Am I sick of eating yet? Not even close! For dinner, Lianna teaches me to make egg rolls entirely from scratch at her house, while Shannon and Cait and Kat make vegetarian sushi and spring rolls at Kat's house. We join forces (Lianna and I walk over while singing Christmas carols at the top of our lungs, because, why not? We're weird already, might as well be really weird. Plus - we came bearing gifts!) for a feast of asian-inspired food. By the time we are ready to leave, everyone is full and happy - but then the rain starts. Rain, rain, go away… But no rain song-and-dance helps. Like an unwelcome guest, the rain is staying the night. But we still have to get home. So we wander out, the lucky ones (me) huddled under rain jackets. The roads - no, paths - are steep and slippery, and I'm not used to navigating them. Shannon can't help but crack up as she watches me trudge up the hill after her.

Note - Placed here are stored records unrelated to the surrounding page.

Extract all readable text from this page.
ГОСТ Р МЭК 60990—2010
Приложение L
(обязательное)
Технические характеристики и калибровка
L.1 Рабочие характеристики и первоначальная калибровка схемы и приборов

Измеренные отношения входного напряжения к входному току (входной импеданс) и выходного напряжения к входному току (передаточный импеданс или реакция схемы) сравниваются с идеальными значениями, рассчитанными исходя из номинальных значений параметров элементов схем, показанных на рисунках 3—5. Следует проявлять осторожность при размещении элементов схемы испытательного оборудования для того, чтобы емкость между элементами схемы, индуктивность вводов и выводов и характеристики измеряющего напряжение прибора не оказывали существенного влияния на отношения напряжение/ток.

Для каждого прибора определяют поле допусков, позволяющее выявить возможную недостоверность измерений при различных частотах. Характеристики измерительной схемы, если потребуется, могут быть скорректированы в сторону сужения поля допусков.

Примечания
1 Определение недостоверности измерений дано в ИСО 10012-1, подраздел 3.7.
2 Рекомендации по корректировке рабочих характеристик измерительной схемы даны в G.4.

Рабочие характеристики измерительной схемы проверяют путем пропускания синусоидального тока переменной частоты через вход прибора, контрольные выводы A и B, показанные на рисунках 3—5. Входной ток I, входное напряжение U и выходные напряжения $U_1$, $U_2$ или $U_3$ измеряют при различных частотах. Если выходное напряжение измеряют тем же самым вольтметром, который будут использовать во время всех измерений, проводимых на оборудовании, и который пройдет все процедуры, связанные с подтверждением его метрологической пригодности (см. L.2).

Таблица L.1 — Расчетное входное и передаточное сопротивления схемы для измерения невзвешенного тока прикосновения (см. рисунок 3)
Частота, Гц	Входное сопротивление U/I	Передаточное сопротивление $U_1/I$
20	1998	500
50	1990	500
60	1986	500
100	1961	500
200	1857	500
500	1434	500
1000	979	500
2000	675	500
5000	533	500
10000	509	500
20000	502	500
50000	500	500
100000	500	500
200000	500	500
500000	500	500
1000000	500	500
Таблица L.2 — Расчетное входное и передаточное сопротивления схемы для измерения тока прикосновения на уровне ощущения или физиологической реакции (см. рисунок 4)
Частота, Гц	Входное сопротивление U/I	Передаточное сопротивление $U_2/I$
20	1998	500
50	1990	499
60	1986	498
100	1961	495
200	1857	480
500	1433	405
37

Picture this: I'm wearing light blue jeans, already marked by mud and rain, and green Chacos that don't give me any traction in the slick dirt. On top, a shiny greyish-purple rain jacket, with my purse and my purchases shoved underneath so I have a huge, fluffy belly. My hood is pulled up, and my red moto helmet is perched on top of that, so in the dim light I appear to have two heads. I'm walking up the hill, not on the track, but next to it in the knee high grasses, lifting my knees high and wide, placing my feet verrrry carefully. I'm muttering something along the lines of, "The grasses are less slip-y but significantly damper." Cue the belly-laughter from above.

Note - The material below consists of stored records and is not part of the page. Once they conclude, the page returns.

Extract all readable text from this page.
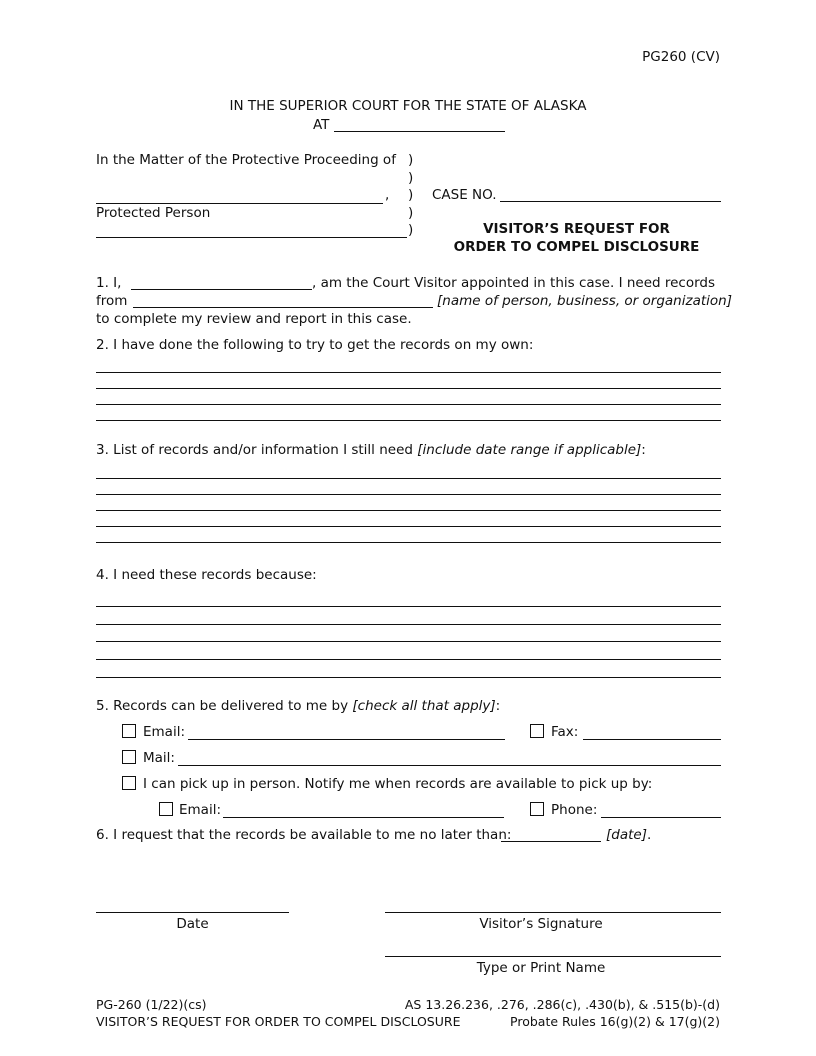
PG260 (CV)
IN THE SUPERIOR COURT FOR THE STATE OF ALASKA
AT
In the Matter of the Protective Proceeding of
,
Protected Person
)
)
)
)
)
CASE NO.
VISITOR’S REQUEST FOR
ORDER TO COMPEL DISCLOSURE
1. I,	, am the Court Visitor appointed in this case. I need records
from	[name of person, business, or organization]
to complete my review and report in this case.
2. I have done the following to try to get the records on my own:
3. List of records and/or information I still need [include date range if applicable]:
4. I need these records because:
5. Records can be delivered to me by [check all that apply]:
Email:	Fax:
Mail:
I can pick up in person. Notify me when records are available to pick up by:
Email:	Phone:
6. I request that the records be available to me no later than:	[date].
Date	Visitor’s Signature
Type or Print Name
PG-260 (1/22)(cs)
VISITOR’S REQUEST FOR ORDER TO COMPEL DISCLOSURE
AS 13.26.236, .276, .286(c), .430(b), & .515(b)-(d)
Probate Rules 16(g)(2) & 17(g)(2)
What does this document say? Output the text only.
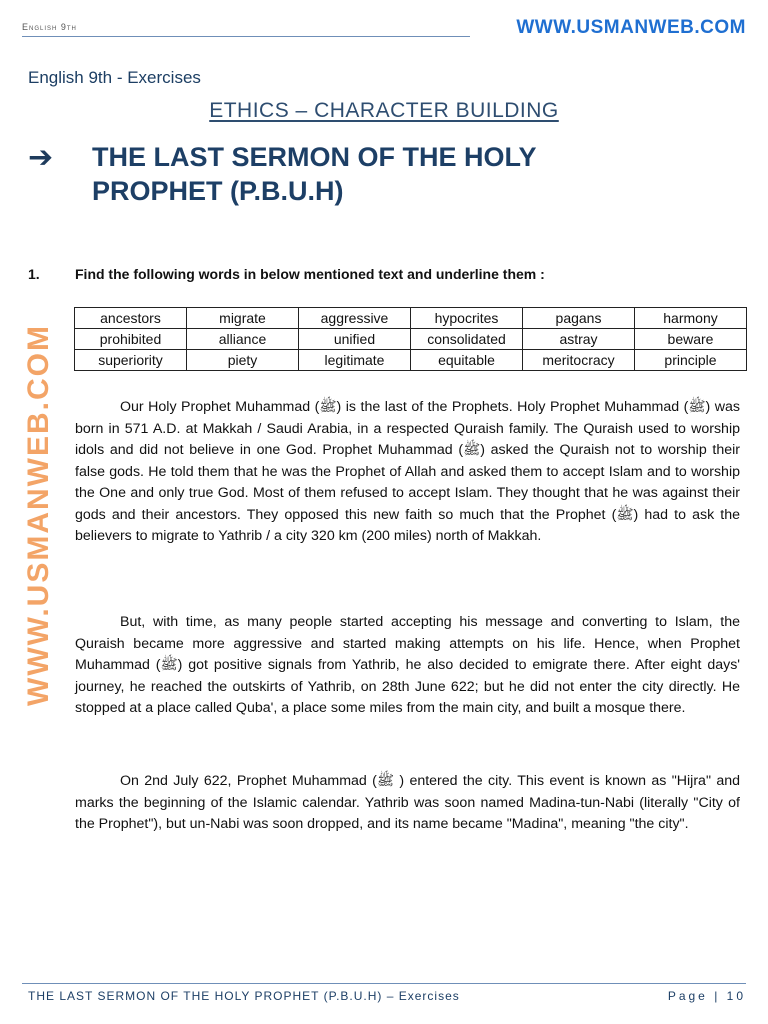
English 9th	WWW.USMANWEB.COM
WWW.USMANWEB.COM
English 9th - Exercises
ETHICS – CHARACTER BUILDING
➔ THE LAST SERMON OF THE HOLY PROPHET (P.B.U.H)
1.	Find the following words in below mentioned text and underline them :
ancestors	migrate	aggressive	hypocrites	pagans	harmony
prohibited	alliance	unified	consolidated	astray	beware
superiority	piety	legitimate	equitable	meritocracy	principle

Our Holy Prophet Muhammad (ﷺ) is the last of the Prophets. Holy Prophet Muhammad (ﷺ) was born in 571 A.D. at Makkah / Saudi Arabia, in a respected Quraish family. The Quraish used to worship idols and did not believe in one God. Prophet Muhammad (ﷺ) asked the Quraish not to worship their false gods. He told them that he was the Prophet of Allah and asked them to accept Islam and to worship the One and only true God. Most of them refused to accept Islam. They thought that he was against their gods and their ancestors. They opposed this new faith so much that the Prophet (ﷺ) had to ask the believers to migrate to Yathrib / a city 320 km (200 miles) north of Makkah.

But, with time, as many people started accepting his message and converting to Islam, the Quraish became more aggressive and started making attempts on his life. Hence, when Prophet Muhammad (ﷺ) got positive signals from Yathrib, he also decided to emigrate there. After eight days' journey, he reached the outskirts of Yathrib, on 28th June 622; but he did not enter the city directly. He stopped at a place called Quba', a place some miles from the main city, and built a mosque there.

On 2nd July 622, Prophet Muhammad (ﷺ ) entered the city. This event is known as "Hijra" and marks the beginning of the Islamic calendar. Yathrib was soon named Madina-tun-Nabi (literally "City of the Prophet"), but un-Nabi was soon dropped, and its name became "Madina", meaning "the city".

THE LAST SERMON OF THE HOLY PROPHET (P.B.U.H) – Exercises	Page | 10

We make it home without incident, my last night in Kumbo. The next morning, I re-pack (it's always easier to re-pack than it is to pack the first time; you don't have to make any decisions, just shove everything in!). Shannon has just two more sights to show me before I leave. First, the grocery store stocked with cocoa powder. I can't find it in Bafoussam, so I buy a full kilo and weigh my travel bag down a bit more. Second, the home and workshop of Cameroonian artist Jean Samuels. His paintings are so beautiful, i want to buy all of them, but I'm afraid to ask the price because I know I can't afford it. Cringing, I do anyway. Because how often do I have the opportunity to meet the artist, buy Cameroonian paintings that I love? I buy two and clutch them all the way home - down the mountain to Ndop, up the mountain to the outskirts of Bamenda, down the mountain into the city, back up the other side, down into the West, all the way home.